Сейчас, после семи лет прошедших после окончания института, в течение которых он поработал уже и учителем, и библиотекарем, и сторожем на какой-то фабрике, он работает художественным оформителем на заводе, все-таки способности молодости взяли свое. Но, правда, делает, в своем, "подвальчике" лишь праздничные стенды, плакаты, "Молнии", доски почета, в общем, принят кал трафаретчик. Себя реализует в какой-то таинственной и в чем-то родственной его былым студенческим рисункам демонической, "подпольной" жизни: какие-то фантастические связи (даже при существующей у него семье), похождения, авантюры, приключения, какая-то недоступная загадочная сфера, жуть и полный мрак, во врата чего мы, недостаточно смелые и, может быть, еще и откровенные и непосредственные, всегда робеем войти.
К Татьяне Миклухин ходит из эротики, или уж как я начал это называть, из секса. Он вообще иначе к женщинам не подходит и иначе к ним не относится, он в этом отношении закоренелый циник и реалист, себя насчет женщин (так сказать, как мы себя) он не обманывает. И удивительно, Танька такое отношение к себе терпит. Это единственный человек, который, относясь к Таньке исключительно как к женщине, ее не боится, от нее не убегает. Он по своей тяге к диким ситауциям единственный выносит эту ее сверхъестественную непомерную гордость и все от нее чего-то ждет. Долго уже ждет. И Танька окончательно его не прогоняет, окончательно не отталкивает. Какая-то у них есть общая, одна на двоих, тайна, какая-то похожесть, общность, в ней где-то тоже зарыта дикость - в тихом омуте черти водятся - и, видимо, Бахрушин из нас в этом плане чувствует ее как никто.
Бывать у нее он любит, конечно, один. Но когда застаешь его у нее, или он появляется, когда ты у Таньки сидишь, он недовольства не выказывает и, кто бы ни был, беседует с тобой мирно и даже охотно. Все-таки друзья общих студенческих лет - это так и остаются друзья. Правда, на вопросы типа: "Рисуешь сейчас что-нибудь?" - отвечает коротко и категорично: "Только на работе", - подразумевая под этим, видимо, что-то вполне определенное и не нуждающееся в дополнительных пояснениях, и чем старается сразу положить развитию этой темы конец.

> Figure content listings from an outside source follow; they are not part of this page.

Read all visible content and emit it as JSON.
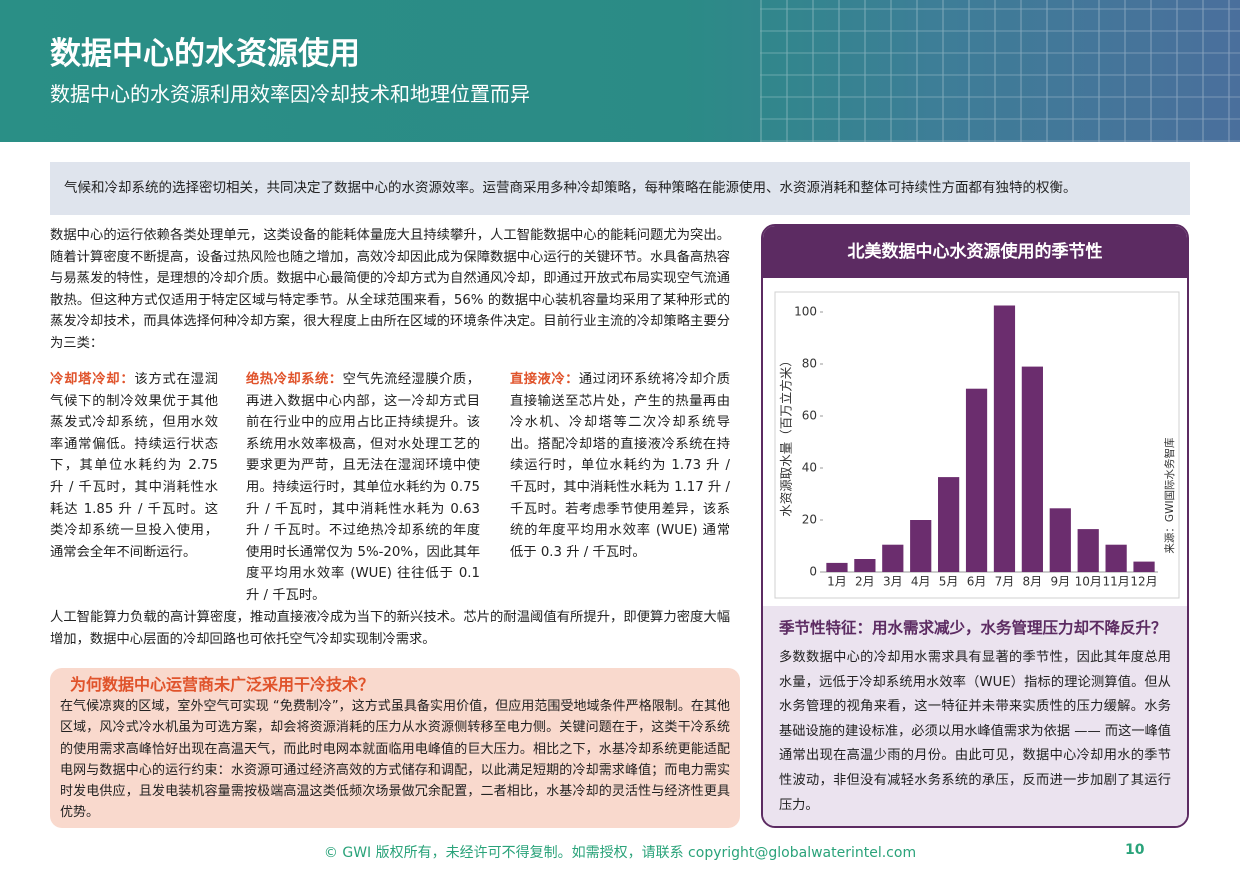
{
  "header": {
    "title": "数据中心的水资源使用",
    "subtitle": "数据中心的水资源利用效率因冷却技术和地理位置而异"
  },
  "intro": "气候和冷却系统的选择密切相关，共同决定了数据中心的水资源效率。运营商采用多种冷却策略，每种策略在能源使用、水资源消耗和整体可持续性方面都有独特的权衡。",
  "body": [
    "数据中心的运行依赖各类处理单元，这类设备的能耗体量庞大且持续攀升，人工智能数据中心的能耗问题尤为突出。随着计算密度不断提高，设备过热风险也随之增加，高效冷却因此成为保障数据中心运行的关键环节。水具备高热容与易蒸发的特性，是理想的冷却介质。数据中心最简便的冷却方式为自然通风冷却，即通过开放式布局实现空气流通散热。但这种方式仅适用于特定区域与特定季节。从全球范围来看，56% 的数据中心装机容量均采用了某种形式的蒸发冷却技术，而具体选择何种冷却方案，很大程度上由所在区域的环境条件决定。目前行业主流的冷却策略主要分为三类：",
    "人工智能算力负载的高计算密度，推动直接液冷成为当下的新兴技术。芯片的耐温阈值有所提升，即便算力密度大幅增加，数据中心层面的冷却回路也可依托空气冷却实现制冷需求。"
  ],
  "columns": [
    {
      "heading": "冷却塔冷却：",
      "text": "该方式在湿润气候下的制冷效果优于其他蒸发式冷却系统，但用水效率通常偏低。持续运行状态下，其单位水耗约为 2.75 升 / 千瓦时，其中消耗性水耗达 1.85 升 / 千瓦时。这类冷却系统一旦投入使用，通常会全年不间断运行。"
    },
    {
      "heading": "绝热冷却系统：",
      "text": "空气先流经湿膜介质，再进入数据中心内部，这一冷却方式目前在行业中的应用占比正持续提升。该系统用水效率极高，但对水处理工艺的要求更为严苛，且无法在湿润环境中使用。持续运行时，其单位水耗约为 0.75 升 / 千瓦时，其中消耗性水耗为 0.63 升 / 千瓦时。不过绝热冷却系统的年度使用时长通常仅为 5%-20%，因此其年度平均用水效率 (WUE) 往往低于 0.1 升 / 千瓦时。"
    },
    {
      "heading": "直接液冷：",
      "text": "通过闭环系统将冷却介质直接输送至芯片处，产生的热量再由冷水机、冷却塔等二次冷却系统导出。搭配冷却塔的直接液冷系统在持续运行时，单位水耗约为 1.73 升 / 千瓦时，其中消耗性水耗为 1.17 升 / 千瓦时。若考虑季节使用差异，该系统的年度平均用水效率 (WUE) 通常低于 0.3 升 / 千瓦时。"
    }
  ],
  "box": {
    "title": "为何数据中心运营商未广泛采用干冷技术？",
    "text": "在气候凉爽的区域，室外空气可实现 “免费制冷”，这方式虽具备实用价值，但应用范围受地域条件严格限制。在其他区域，风冷式冷水机虽为可选方案，却会将资源消耗的压力从水资源侧转移至电力侧。关键问题在于，这类干冷系统的使用需求高峰恰好出现在高温天气，而此时电网本就面临用电峰值的巨大压力。相比之下，水基冷却系统更能适配电网与数据中心的运行约束：水资源可通过经济高效的方式储存和调配，以此满足短期的冷却需求峰值；而电力需实时发电供应，且发电装机容量需按极端高温这类低频次场景做冗余配置，二者相比，水基冷却的灵活性与经济性更具优势。"
  },
  "chart_data": {
    "type": "bar",
    "title": "北美数据中心水资源使用的季节性",
    "y_label": "水资源取水量（百万立方米）",
    "source": "来源：GWI国际水务智库",
    "categories": [
      "1月",
      "2月",
      "3月",
      "4月",
      "5月",
      "6月",
      "7月",
      "8月",
      "9月",
      "10月",
      "11月",
      "12月"
    ],
    "values": [
      3.5,
      5,
      10.5,
      20,
      36.5,
      70.5,
      102.5,
      79,
      24.5,
      16.5,
      10.5,
      4
    ],
    "color": "#6b2d6e",
    "ylim": [
      0,
      105
    ],
    "yticks": [
      0,
      20,
      40,
      60,
      80,
      100
    ],
    "grid": false
  },
  "sidebar": {
    "title": "季节性特征：用水需求减少，水务管理压力却不降反升？",
    "text": "多数数据中心的冷却用水需求具有显著的季节性，因此其年度总用水量，远低于冷却系统用水效率（WUE）指标的理论测算值。但从水务管理的视角来看，这一特征并未带来实质性的压力缓解。水务基础设施的建设标准，必须以用水峰值需求为依据 —— 而这一峰值通常出现在高温少雨的月份。由此可见，数据中心冷却用水的季节性波动，非但没有减轻水务系统的承压，反而进一步加剧了其运行压力。"
  },
  "footer": {
    "copyright": "© GWI 版权所有，未经许可不得复制。如需授权，请联系 copyright@globalwaterintel.com",
    "page": "10"
  }
}
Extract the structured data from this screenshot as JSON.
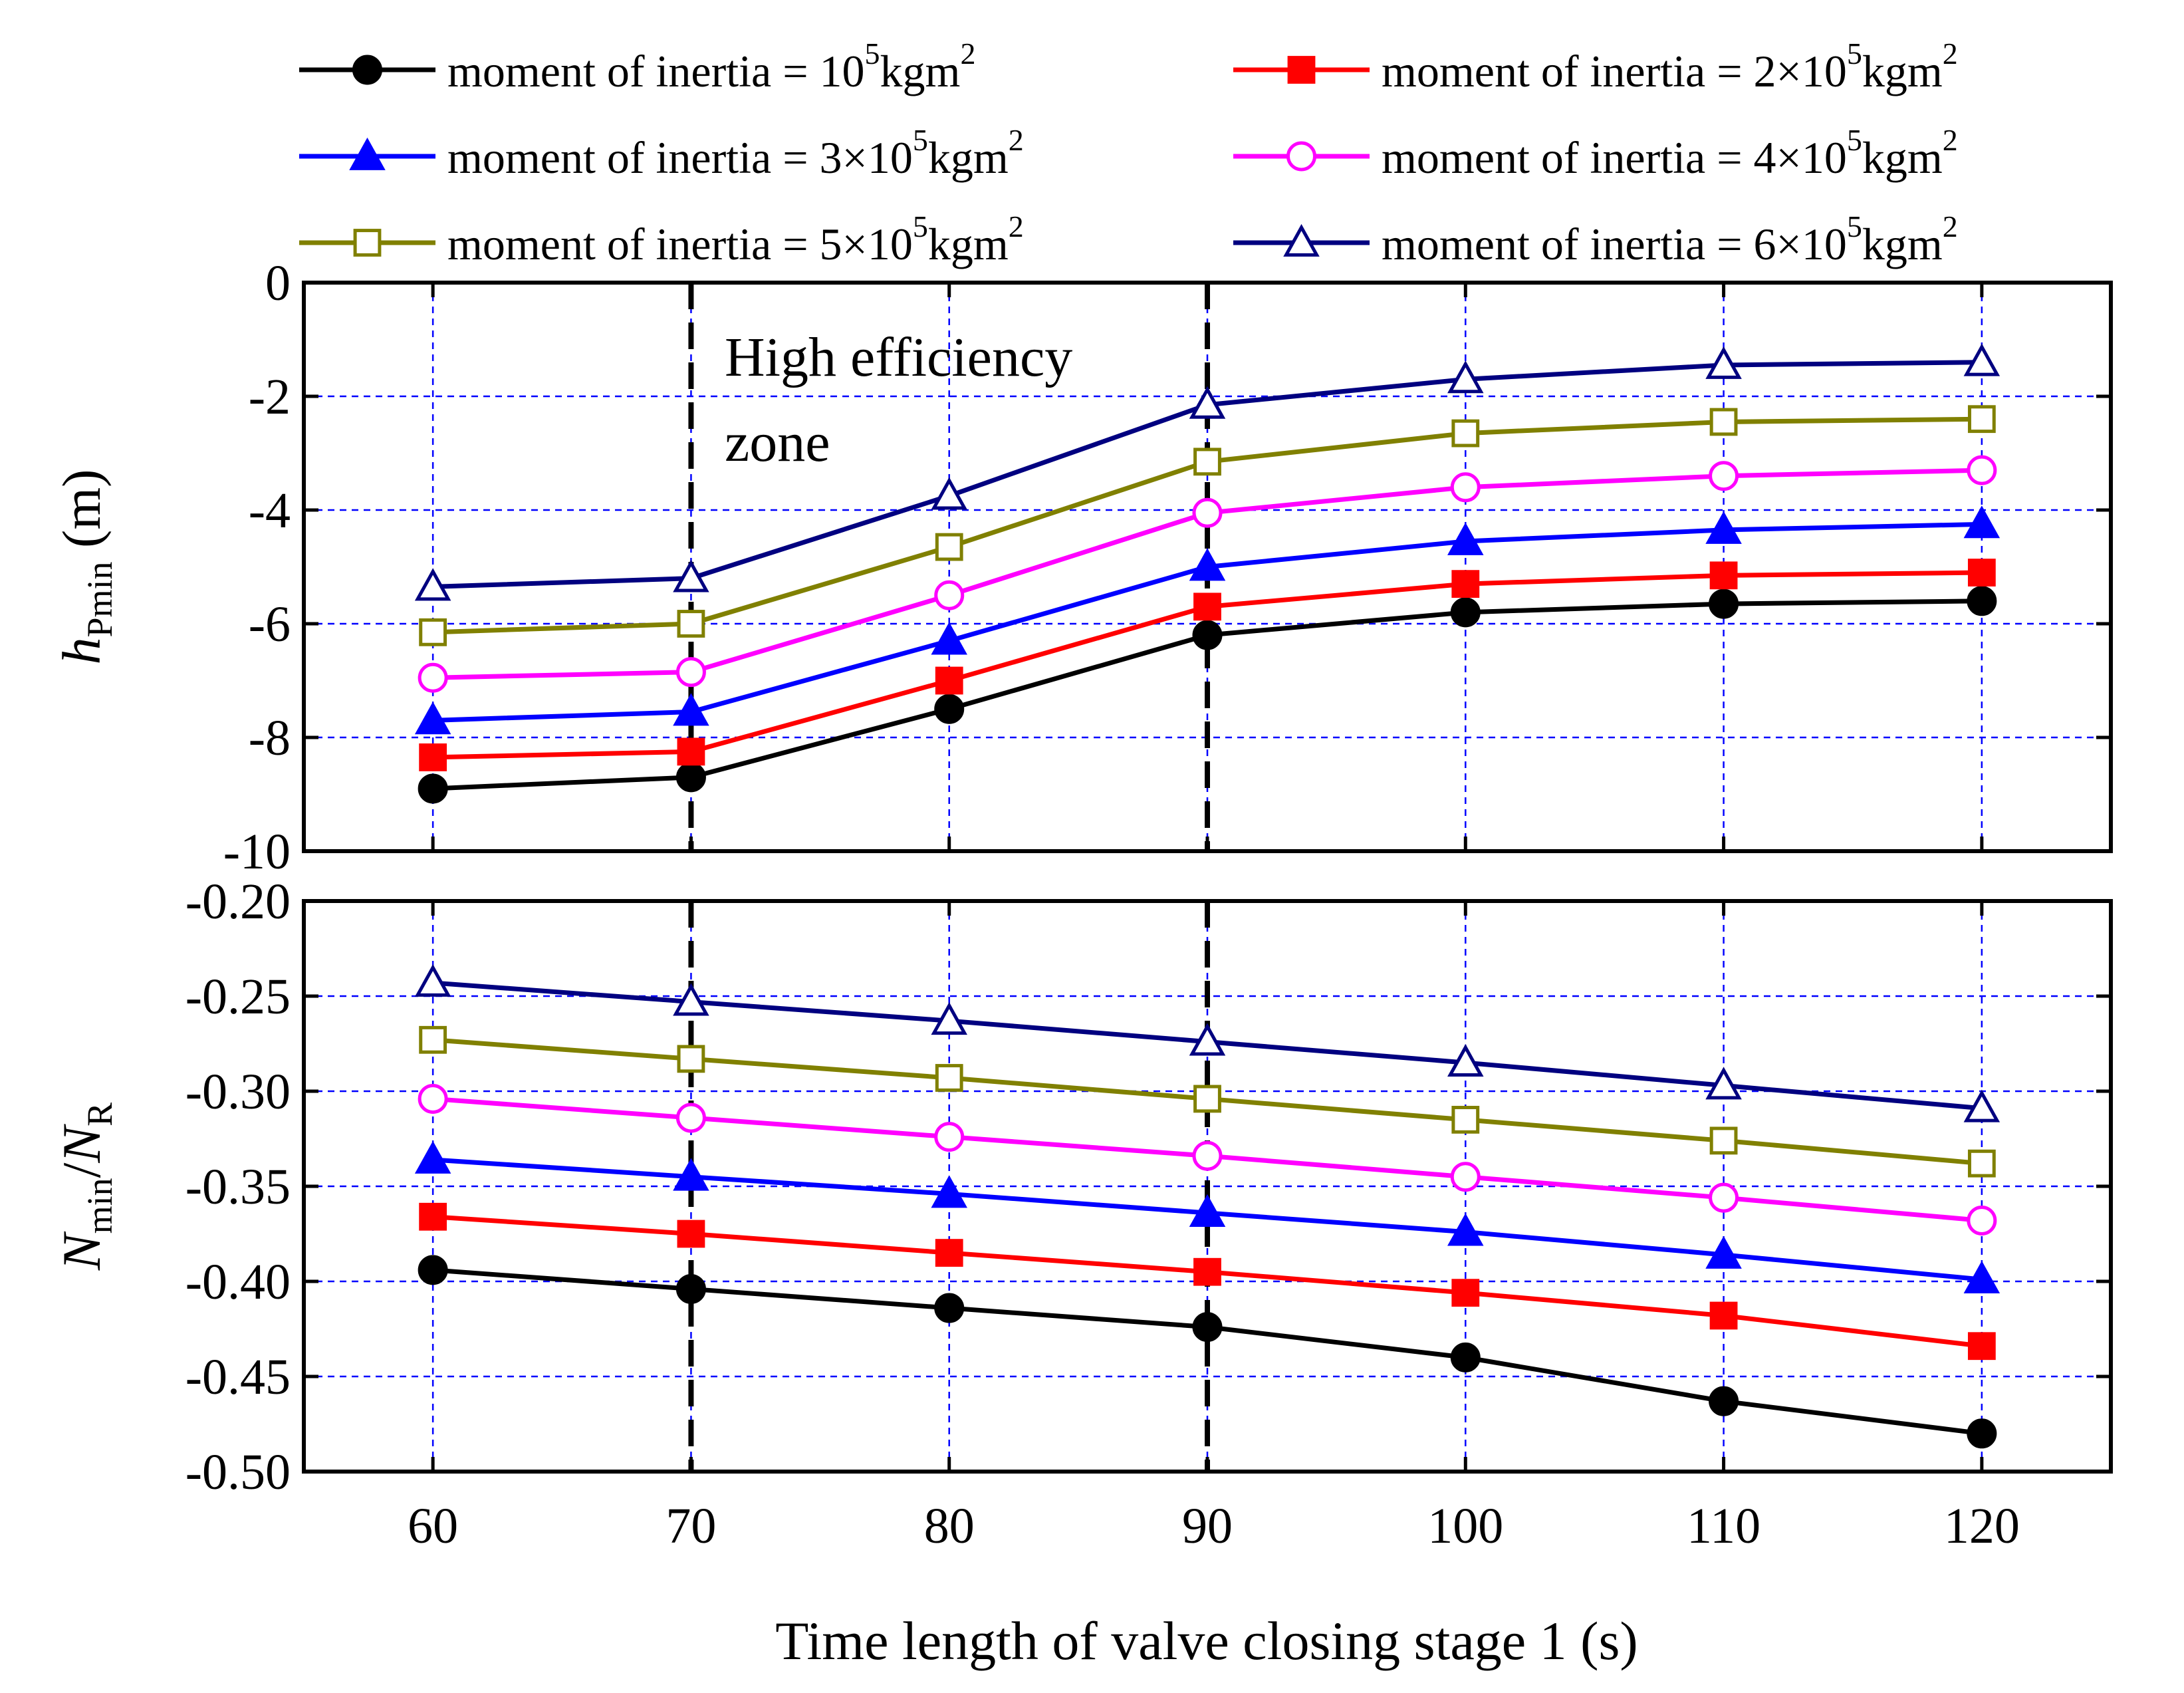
{
  "chart_data": {
    "type": "line",
    "xlabel": "Time length of valve closing stage 1 (s)",
    "x": [
      60,
      70,
      80,
      90,
      100,
      110,
      120
    ],
    "xticks": [
      "60",
      "70",
      "80",
      "90",
      "100",
      "110",
      "120"
    ],
    "xlim": [
      55,
      125
    ],
    "legend": {
      "position": "top",
      "prefix": "moment of inertia = ",
      "unit": "kgm",
      "unit_sup": "2",
      "times": "×",
      "base": "10",
      "exp": "5"
    },
    "series": [
      {
        "name": "moment of inertia = 10^5 kgm^2",
        "coef": "",
        "color": "#000000",
        "marker": "circle",
        "filled": true
      },
      {
        "name": "moment of inertia = 2×10^5 kgm^2",
        "coef": "2",
        "color": "#ff0000",
        "marker": "square",
        "filled": true
      },
      {
        "name": "moment of inertia = 3×10^5 kgm^2",
        "coef": "3",
        "color": "#0000ff",
        "marker": "triangle",
        "filled": true
      },
      {
        "name": "moment of inertia = 4×10^5 kgm^2",
        "coef": "4",
        "color": "#ff00ff",
        "marker": "circle",
        "filled": false
      },
      {
        "name": "moment of inertia = 5×10^5 kgm^2",
        "coef": "5",
        "color": "#808000",
        "marker": "square",
        "filled": false
      },
      {
        "name": "moment of inertia = 6×10^5 kgm^2",
        "coef": "6",
        "color": "#000080",
        "marker": "triangle",
        "filled": false
      }
    ],
    "panels": [
      {
        "id": "top",
        "ylabel_main": "h",
        "ylabel_sub": "Pmin",
        "ylabel_unit": "(m)",
        "ylim": [
          -10,
          0
        ],
        "yticks": [
          "0",
          "-2",
          "-4",
          "-6",
          "-8",
          "-10"
        ],
        "ytick_values": [
          0,
          -2,
          -4,
          -6,
          -8,
          -10
        ],
        "annotation": [
          "High efficiency",
          "zone"
        ],
        "values": [
          [
            -8.9,
            -8.7,
            -7.5,
            -6.2,
            -5.8,
            -5.65,
            -5.6
          ],
          [
            -8.35,
            -8.25,
            -7.0,
            -5.7,
            -5.3,
            -5.15,
            -5.1
          ],
          [
            -7.7,
            -7.55,
            -6.3,
            -5.0,
            -4.55,
            -4.35,
            -4.25
          ],
          [
            -6.95,
            -6.85,
            -5.5,
            -4.05,
            -3.6,
            -3.4,
            -3.3
          ],
          [
            -6.15,
            -6.0,
            -4.65,
            -3.15,
            -2.65,
            -2.45,
            -2.4
          ],
          [
            -5.35,
            -5.2,
            -3.75,
            -2.15,
            -1.7,
            -1.45,
            -1.4
          ]
        ]
      },
      {
        "id": "bottom",
        "ylabel_main": "N",
        "ylabel_sub": "min",
        "ylabel_div": "/N",
        "ylabel_sub2": "R",
        "ylim": [
          -0.5,
          -0.2
        ],
        "yticks": [
          "-0.20",
          "-0.25",
          "-0.30",
          "-0.35",
          "-0.40",
          "-0.45",
          "-0.50"
        ],
        "ytick_values": [
          -0.2,
          -0.25,
          -0.3,
          -0.35,
          -0.4,
          -0.45,
          -0.5
        ],
        "values": [
          [
            -0.394,
            -0.404,
            -0.414,
            -0.424,
            -0.44,
            -0.463,
            -0.48
          ],
          [
            -0.366,
            -0.375,
            -0.385,
            -0.395,
            -0.406,
            -0.418,
            -0.434
          ],
          [
            -0.336,
            -0.345,
            -0.354,
            -0.364,
            -0.374,
            -0.386,
            -0.399
          ],
          [
            -0.304,
            -0.314,
            -0.324,
            -0.334,
            -0.345,
            -0.356,
            -0.368
          ],
          [
            -0.273,
            -0.283,
            -0.293,
            -0.304,
            -0.315,
            -0.326,
            -0.338
          ],
          [
            -0.243,
            -0.253,
            -0.263,
            -0.274,
            -0.285,
            -0.297,
            -0.309
          ]
        ]
      }
    ],
    "zone_bounds": [
      70,
      90
    ]
  }
}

Но зато очень любит поговорить о разнообразных жутких и таинственных вещах и историях, которых он уже успел набраться, поработав и в Казахстане, и в портовом городе на Дальнем востоке, и в деревенской глуши, в лагере заключенных особо строгого режима - директором школы по распределению... Кстати, вот ведь это как магнитное поле, как судьба, не кто иной, а именно он из всего выпуска попал в это "патологическое" место: мало того, что тюрьма, лагерь, так еще чуть ли не единственный в регионе, где содержались преступники уже последней категории, рецидивисты последней пробы, маньяки, убийцы, каких даже выпускать опасно, да они и попадают обратно в тюрьму уже на следующий день после освобождения, уже не способные жить на свободе, неисправимые, отпетые, конченные, те, что просто в свое время по случайности избежали расстрела и что содержатся там уже не ради исправления или заслуженного наказания, а просто уже доживают там свое, просто дотепливают там свою жизнь. Он не раз рассказывал, как бродит вот такой по лагерю, как ходит он, и что он из себя представляет, у него уже на лице написано. Кстати, более уродливых черт лица, чем там, он говорил, больше нигде не встречал. И в то же время его положено, например, учить, лечить, предоставлять ему по закону право на медицинское обслуживание и среднее образование, и вот его лечат, водят в школу, делают сиплому, потерявшему где-то, Бог знает, в каких обстоятельствах его жизни голос, искусственный, что-то вставляют, чтобы он мог, подойдя в зоне к другому такому же, сказать металлическим голосом: "Ну ты, в натуре!.."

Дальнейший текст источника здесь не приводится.